Erfolgreich ist das insofern, als selbst Landesverbände wie die Bremer, die in einen völlig aussichtslosen Wahlkampf ziehen, bei der Klausur wenigstens positive Grundstimmung vermelden. Kontroverse Debatten blieben in Mainz ohnehin aus; auch deshalb, weil diese neue CDU-Führung nach dem Abgang der Roland Koch, Christian Wulff und anderer sich ganz neu sortieren muss. Beim Kampf um den Euro ist ebenfalls ein Aufatmen möglich; zumal Finanzminister Wolfgang Schäuble, berichten Teilnehmer, habe sehr erleichtert gewirkt.

Vor allem aber: Die Aussichten für die wirklich entscheidende Wahl, die im März in Baden-Württemberg, sind nicht mehr düster. Breit schmunzelnd legte Regierungschef Stefan Mappus am Freitagabend der CDU-Führung neue Umfragedaten vor: CDU bei 41 Prozent, mit massivem Zulauf nahe 50 Prozent bei den Alten über 60 – und den ganz jungen Wählern bis 24 Jahren. Den Umschwung bewirkt hat Heiner Geißlers Schlichtung für Stuttgart 21. Seither, sagt ein baden-württembergischer Spitzenmann, ist aus dem Bahnhofsstreit das Gift raus und, kleiner Nebeneffekt, der eigenwillige Ex-Generalsekretär resozialisiert: „Der gehört jetzt wieder zur Familie.“

Gewonnen ist das wichtigste Stammland damit noch nicht. „Zwischen totalem Machtverlust und absoluter Mehrheit ist alles drin“, sagt einer aus der Südwest-Parteispitze realistisch. Der Koalitionspartner FDP schwächelt immer noch. Aber Stützungsmaßnahmen sind nicht geplant, eher im Gegenteil. Die „Mainzer Erklärung“ – die, was das Zielpublikum angeht, viel richtiger Stuttgarter Erklärung heißen müsste – betont Industriepolitik, soziale Marktwirtschaft und Erhalt der Stärken des Wirtschaftsstandorts als Markenkern der CDU. Man kann das als wenig freundliche Attacke auf den letzten Rest von Kompetenz der FDP deuten. Aber in Merkels Strategie, jetzt erst mal die eigene Basis zu festigen, ist der Zug nur logisch: Die CDU will die Wähler zurückholen, die sie vor der Bundestagswahl in Guido Westerwelles Arme getrieben hatte. Entsprechend mitleidlos zeigen sich CDU-Führungsleute. Die FDP müsse sich schon selbst helfen. Ach ja, und was neue Rufe nach Steuersenkung angeht: „Wenn sich die Spielräume ergeben“, sagt Merkel, komme auch das Thema wieder auf die Agenda. Nur wann das sein werde, das könne derzeit „redlich“ niemand sagen.

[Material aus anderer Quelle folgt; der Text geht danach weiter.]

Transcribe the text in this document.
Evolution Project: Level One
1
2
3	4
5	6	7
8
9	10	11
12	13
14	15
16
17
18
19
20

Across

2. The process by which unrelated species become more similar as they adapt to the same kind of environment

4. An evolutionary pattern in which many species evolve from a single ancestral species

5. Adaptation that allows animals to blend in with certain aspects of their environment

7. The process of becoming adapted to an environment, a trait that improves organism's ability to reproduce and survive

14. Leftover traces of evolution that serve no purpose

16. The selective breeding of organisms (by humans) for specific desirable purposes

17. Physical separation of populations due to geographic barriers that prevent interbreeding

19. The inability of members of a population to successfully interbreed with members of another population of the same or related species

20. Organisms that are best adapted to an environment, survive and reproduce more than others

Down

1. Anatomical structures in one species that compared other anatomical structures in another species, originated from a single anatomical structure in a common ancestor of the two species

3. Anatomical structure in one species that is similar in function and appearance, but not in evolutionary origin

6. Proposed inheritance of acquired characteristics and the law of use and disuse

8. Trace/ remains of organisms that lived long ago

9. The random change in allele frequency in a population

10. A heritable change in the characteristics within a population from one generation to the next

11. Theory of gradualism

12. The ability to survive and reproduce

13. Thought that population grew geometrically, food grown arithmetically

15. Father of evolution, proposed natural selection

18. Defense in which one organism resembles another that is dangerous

Noch eine Zahl aus dem Südwesten freut die CDU. Die Grünen, vor einem halben Jahr noch bei 32 Prozent, sind auf 27 zurückgegangen. „Bei den Grünen blättert der Lack“, sagt Generalsekretär Hermann Gröhe; Merkel wiederholt sogar, dass es ein „Hirngespinst“ wäre, bei der Bundestagswahl 2013 auf Schwarz-Grün zu setzen. Gröhe gilt eigentlich als Freund dieses Farbenspiels, so wie viele in Merkels Umfeld. Aber angesichts einer grünen Partei, die als bürgerliche Konkurrenz im CDU-Lager zu wildern droht, geht derzeit die Abwehr vor. Und die CDU-Parole von der „Dagegen-Partei“ hat bei den Grünen einen Nerv getroffen. Dass sie für Alternativenergie seien, aber gegen jeden Meter der dafür notwendigen Hochspannungsleitungen, ist schließlich nicht ganz falsch. Die ehemaligen Mitglieder der schwarz-grünen „Pizza-Connection“ kennen die Seelenlage ihrer grünen Gegenüber ziemlich gut.